Der Altkanzler und langjährige Verfechter der Arbeitslose-Sind-Meistens-Faul-Theorie, Gerhard Schröder, hat gegenwärtig dieses Kunststück noch nicht fertiggebracht. Von den staatlichen Bürgerschaften für den mit E.On und BASF verbandelte russischen Energie-Monopolisten Gazprom in seiner Regierungszeit, will er nichts gewusst haben. Dabei dürfte jeden einsichtigen Menschen klar sein, dass das üppige Salär, was Herr Schröder durch seine jetzige Vorstands- und Beratertätigkeiten einstreicht, nur dem Allgemeinwohl dienen kann. Schließlich tat doch Herr Schröder in seinen knapp zwei Legislaturperioden nichts anderes, als den Finanz- und Industriebossen ihren gewünschten Staat zu schaffen - und dies in seiner Funktion als Bundeskanzler, also als einer, der dem Grundgesetz und dem Allgemeinwohl gesetzlich besonders verpflichtet ist.
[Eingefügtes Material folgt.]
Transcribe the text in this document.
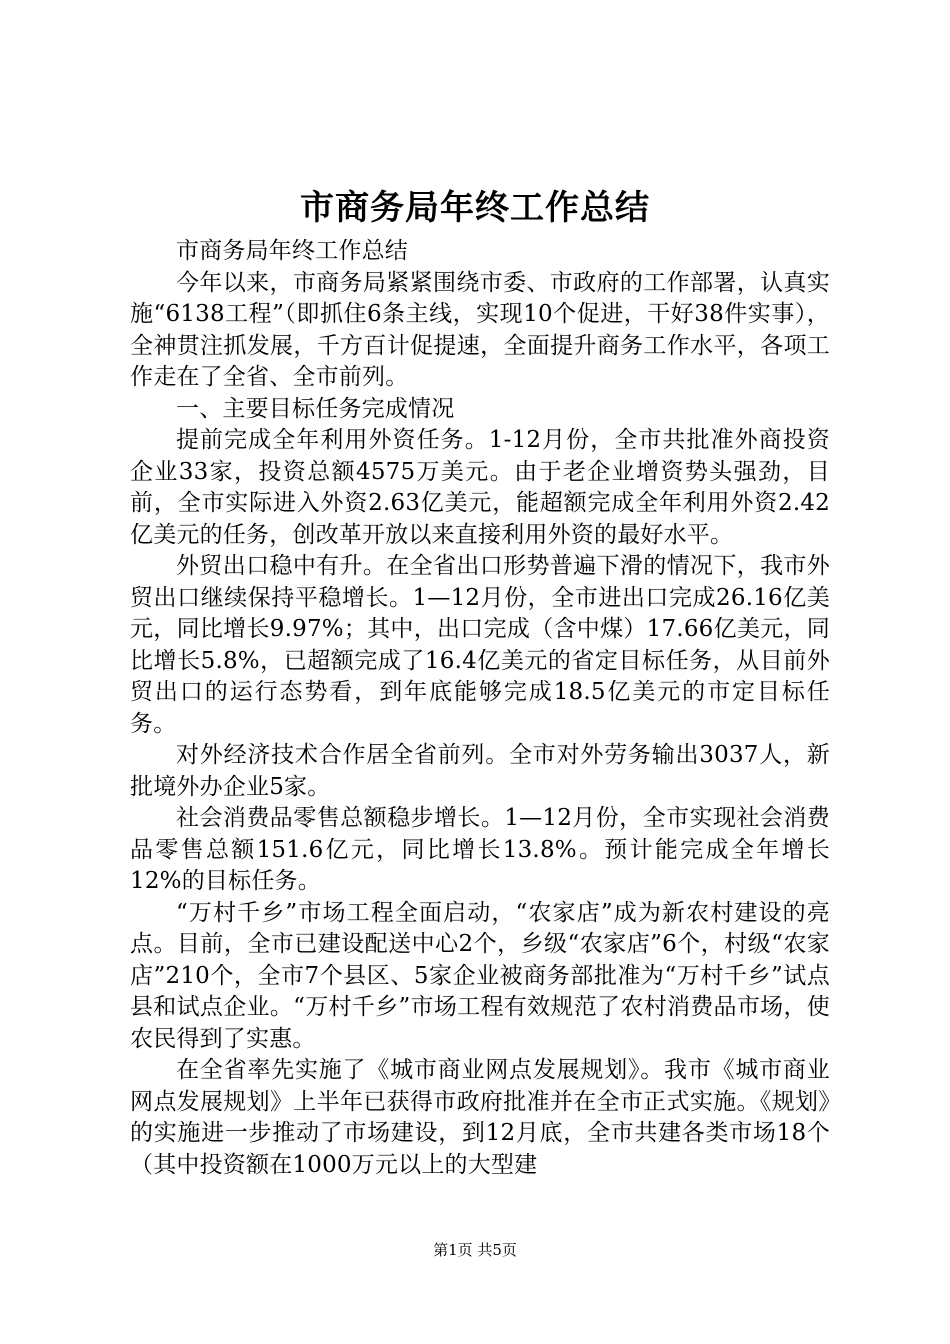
市商务局年终工作总结

市商务局年终工作总结

今年以来，市商务局紧紧围绕市委、市政府的工作部署，认真实施“6138工程”（即抓住6条主线，实现10个促进，干好38件实事），全神贯注抓发展，千方百计促提速，全面提升商务工作水平，各项工作走在了全省、全市前列。

一、主要目标任务完成情况

提前完成全年利用外资任务。1-12月份，全市共批准外商投资企业33家，投资总额4575万美元。由于老企业增资势头强劲，目前，全市实际进入外资2.63亿美元，能超额完成全年利用外资2.42亿美元的任务，创改革开放以来直接利用外资的最好水平。

外贸出口稳中有升。在全省出口形势普遍下滑的情况下，我市外贸出口继续保持平稳增长。1—12月份，全市进出口完成26.16亿美元，同比增长9.97%；其中，出口完成（含中煤）17.66亿美元，同比增长5.8%，已超额完成了16.4亿美元的省定目标任务，从目前外贸出口的运行态势看，到年底能够完成18.5亿美元的市定目标任务。

对外经济技术合作居全省前列。全市对外劳务输出3037人，新批境外办企业5家。

社会消费品零售总额稳步增长。1—12月份，全市实现社会消费品零售总额151.6亿元，同比增长13.8%。预计能完成全年增长12%的目标任务。

“万村千乡”市场工程全面启动，“农家店”成为新农村建设的亮点。目前，全市已建设配送中心2个，乡级“农家店”6个，村级“农家店”210个，全市7个县区、5家企业被商务部批准为“万村千乡”试点县和试点企业。“万村千乡”市场工程有效规范了农村消费品市场，使农民得到了实惠。

在全省率先实施了《城市商业网点发展规划》。我市《城市商业网点发展规划》上半年已获得市政府批准并在全市正式实施。《规划》的实施进一步推动了市场建设，到12月底，全市共建各类市场18个（其中投资额在1000万元以上的大型建

第1页 共5页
Da ist nichts problematisch dran, bestätigte nun Herrn Schröder sogar das Landgericht Hamburg. Der FDP-Vorsitzende Guido Westerwelle, der öffentlich behauptet hatte, " natürlich gönne ich Gerhard Schröder jeden Rubel. Ich finde es allerdings problematisch, dass er als Bundeskanzler einer Firma einen Auftrag gegeben hat und dann wenige Wochen nach Amtsübergabe in die Dienste eben jener Firma tritt" (dpa 20.03.2006), verkannte ganz offensichtlich, wie ehrenhaft Herr Schröder Demokratie und Allgemeinwohl in seiner Zeit als Bundeskanzler wirklich diente und unterlag folglich in den Mühlen der Justiz gegen Gerhard Schröder. Was heute Herr Schröder von Gazprom in die Tasche gesteckt bekommt, ist nichts anderes als eine gerechte Anerkennung seiner "Verdienste im Kampf für Volk und Vaterland".
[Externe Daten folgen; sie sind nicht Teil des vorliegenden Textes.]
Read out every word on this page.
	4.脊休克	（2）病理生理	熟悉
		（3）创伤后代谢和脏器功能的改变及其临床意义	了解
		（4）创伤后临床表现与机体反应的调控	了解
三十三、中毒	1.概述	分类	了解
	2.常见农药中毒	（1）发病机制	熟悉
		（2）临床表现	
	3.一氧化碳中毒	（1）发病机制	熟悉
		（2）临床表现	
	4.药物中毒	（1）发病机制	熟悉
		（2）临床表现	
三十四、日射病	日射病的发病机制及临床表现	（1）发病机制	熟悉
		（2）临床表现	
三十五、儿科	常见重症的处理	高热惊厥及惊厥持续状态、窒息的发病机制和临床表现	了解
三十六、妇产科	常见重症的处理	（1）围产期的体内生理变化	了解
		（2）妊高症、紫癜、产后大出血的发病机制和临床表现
Mit der Zeit sollte eigentlich jeder die maßgeblich staatstragende Wahrheit begriffen haben: Die Bereicherung einiger Weniger dient dem Allgemeinwohl, oder wie Frau Merkel, die weibliche Schröder-Nachahmerin in ihrer Neujahrsansprache mit bewundernswerter sozialpolitischer Finesse kundtat: " Arbeit braucht Wachstum und Wachstum braucht Freiheit". Mit dem von allen Zwängen befreiten Wirtschaftswachstum wächst auch die Gerechtigkeit. " Neue Gerechtigkeit durch mehr Freiheit", verfeinerte in der Mainzer Erklärung die CDU am 07.01.2006 ihre Grundwerteposition. Mehr Gerechtigkeit durch mehr Wirtschaftswachstum also. Alles klar?
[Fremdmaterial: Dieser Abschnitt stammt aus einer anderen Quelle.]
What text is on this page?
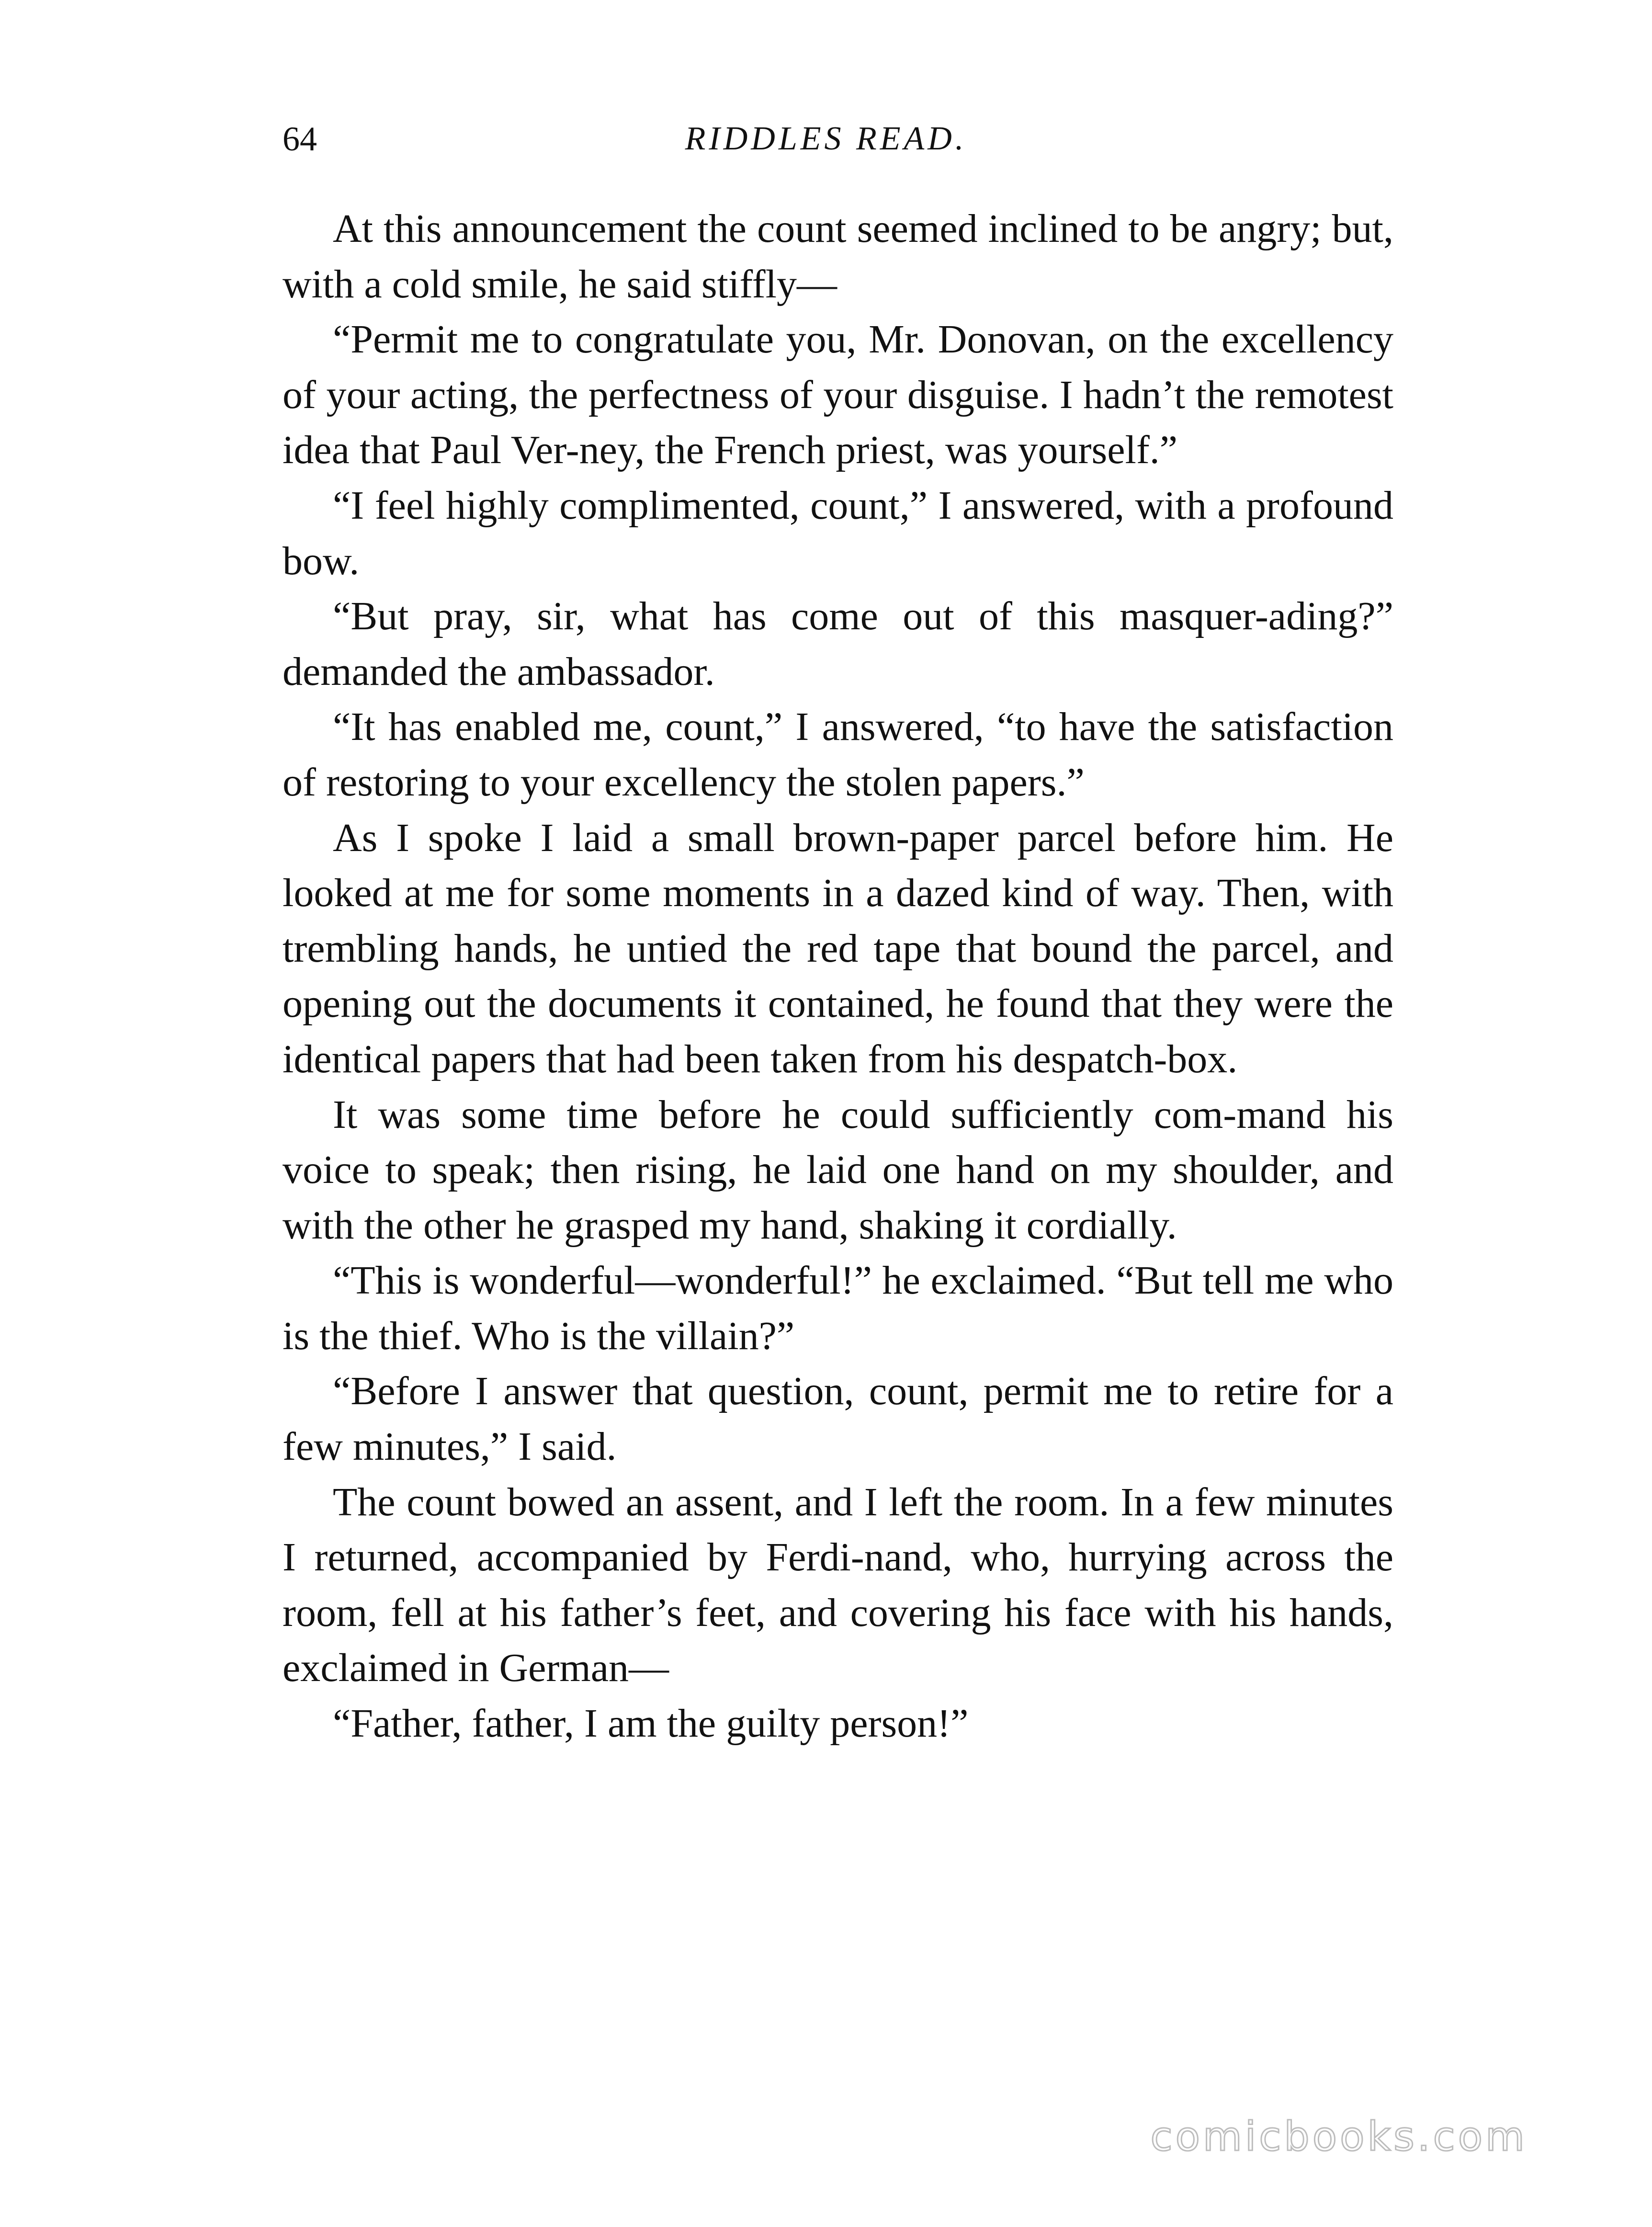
64	RIDDLES READ.

At this announcement the count seemed inclined to be angry; but, with a cold smile, he said stiffly—

“Permit me to congratulate you, Mr. Donovan, on the excellency of your acting, the perfectness of your disguise. I hadn’t the remotest idea that Paul Ver-ney, the French priest, was yourself.”

“I feel highly complimented, count,” I answered, with a profound bow.

“But pray, sir, what has come out of this masquer-ading?” demanded the ambassador.

“It has enabled me, count,” I answered, “to have the satisfaction of restoring to your excellency the stolen papers.”

As I spoke I laid a small brown-paper parcel before him. He looked at me for some moments in a dazed kind of way. Then, with trembling hands, he untied the red tape that bound the parcel, and opening out the documents it contained, he found that they were the identical papers that had been taken from his despatch-box.

It was some time before he could sufficiently com-mand his voice to speak; then rising, he laid one hand on my shoulder, and with the other he grasped my hand, shaking it cordially.

“This is wonderful—wonderful!” he exclaimed. “But tell me who is the thief. Who is the villain?”

“Before I answer that question, count, permit me to retire for a few minutes,” I said.

The count bowed an assent, and I left the room. In a few minutes I returned, accompanied by Ferdi-nand, who, hurrying across the room, fell at his father’s feet, and covering his face with his hands, exclaimed in German—

“Father, father, I am the guilty person!”

comicbooks.com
Das Neue an der herrschenden politischen Gerechtigkeit besteht nun mal in einer neuen Definition allgemeiner Werte, in einem "Neusprech", wie George Orwell in seinem Roman "1984" bereits 1949 voraussah. Völlig logisch, dass sich die Merkel'sche Freiheit und neue Gerechtigkeit in einer Vollendung von Zwangsarbeit ausdrückt. Schließlich ist nicht einzusehen, warum die reiche Wirtschaftsmafia nicht die Freiheit besitzen sollte, völlig kostenlos Andere für sich arbeiten zu lassen. "Sozial ist, was Arbeit schafft" - mit dieser, der Initiative Neue Marktwirtschaft entlehnten Antithese zum Sozialstaat, zog Frau Merkel ja bereits letzten Herbst in den Wahlkampf. Es überrascht nur, dass bisher bei der Integration ausländischer Menschen in die deutsche Wertegemeinschaft, die Kurzformel vom Sozialgehalt dessen, was Arbeit schafft, noch keinen Niederschlag gefunden hat. Schließlich gehört diese, nun von Frau Merkel popularisierte Ansicht zum dem, was in der deutschen Geschichte bereits schon einmal sehr prägend und unvergesslich den Charakter von Arbeit bestimmte.

"Krieg ist Frieden - Freiheit ist Sklaverei", vereinfachte Orwell die politischen, neusprachlichen Inhalte. Dem dritten Glied der Orwell'schen Voraussicht, "Unwissenheit ist Stärke", kann jedoch begegnet werden, wenn sich endlich überall herumspricht, dass 1-Euro-Jobs Zwangsarbeiten sind, die nur einer Minderheit im Staat dienen und das Allgemeinwohl schädigen - in "Neusprech" natürlich: dem Allgemeinwohl dienen.